Padahal, lanjut Prita, statistik membuktikan bawa untuk sejumlah instrumen investasi tertentu, seperti saham berfundamental baik, meskipun mengalami penurunan dalam jangka pendek, hasil investasi tetap akan positif dalam jangka panjang.
Secara umum, masyarakat khawatir apabila investasi yang mereka miliki mengalami risiko fluktuasi jangka pendek.
”Risiko berikutnya yang dikhawatirkan masyarkat adalah risiko gagal bayar atas modal awal investasi. Contohnya, berinvestasi dalam bentuk modal usaha, kemudian tak sepeser pun modal awal dapat kembali,” lanjutnya.

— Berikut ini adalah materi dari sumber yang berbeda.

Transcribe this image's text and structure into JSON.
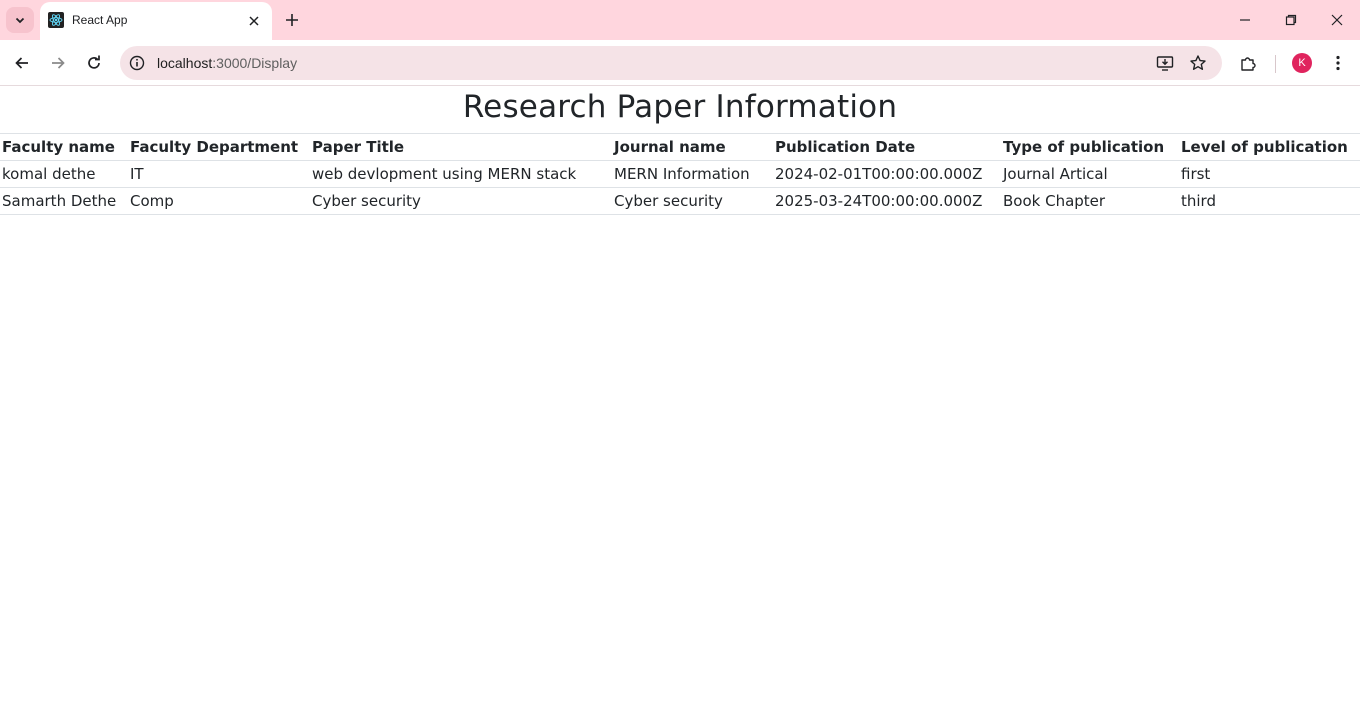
{
  "browser": {
    "tab_title": "React App",
    "url_host": "localhost",
    "url_path": ":3000/Display",
    "profile_initial": "K",
    "accent_color": "#ffd6de"
  },
  "page": {
    "title": "Research Paper Information"
  },
  "table": {
    "headers": [
      "Faculty name",
      "Faculty Department",
      "Paper Title",
      "Journal name",
      "Publication Date",
      "Type of publication",
      "Level of publication"
    ],
    "rows": [
      [
        "komal dethe",
        "IT",
        "web devlopment using MERN stack",
        "MERN Information",
        "2024-02-01T00:00:00.000Z",
        "Journal Artical",
        "first"
      ],
      [
        "Samarth Dethe",
        "Comp",
        "Cyber security",
        "Cyber security",
        "2025-03-24T00:00:00.000Z",
        "Book Chapter",
        "third"
      ]
    ]
  },
  "icons": {
    "tab_search": "chevron-down-icon",
    "favicon": "react-logo-icon",
    "tab_close": "close-icon",
    "new_tab": "plus-icon",
    "minimize": "minimize-icon",
    "restore": "restore-icon",
    "close_window": "close-icon",
    "back": "arrow-left-icon",
    "forward": "arrow-right-icon",
    "reload": "reload-icon",
    "site_info": "info-icon",
    "install_app": "install-icon",
    "bookmark": "star-icon",
    "extensions": "puzzle-icon",
    "menu": "kebab-menu-icon"
  }
}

Menurut Prita, apabila profil risiko seorang investor tergolong konservatif hingga moderat, kemungkinan besar mereka tidak akan terlalu sanggup menghadapi kedua risiko tersebut. ”Tipe investor konservatif akan lebih cocok dengan produk investasi minim risiko, seperti deposito perbankan atau SBN (Surat Berharga Negara) Ritel,” ujarnya.
Sebelumnya, Pendiri sekaligus CEO Jouska Aakar Abyasa Fidzuno menyatakan, pihaknya bekerja di ranah edukasi dan memberi saran kepada klien untuk berinvestasi. Sebelum memberi saran investasi, pihak Jouska memastikan untuk menjelaskan setiap risiko investasi yang mungkin akan terjadi kepada klien sesuai prosedur kerja perencana keuangan.
Dia membantah informasi yang mengatakan bahwa akun investasi para klien dipegang olehnya untuk mentransaksikan sendiri rekening nasabah tanpa ada persetujuan terlebih dahulu. ”Kami tidak memiliki kapasitas dan wewenang untuk mentransaksikan rekening nasabah karena lingkup kerja Jouska hanya sebatas pemberi nasihat perencanaan keuangan,” ujarnya.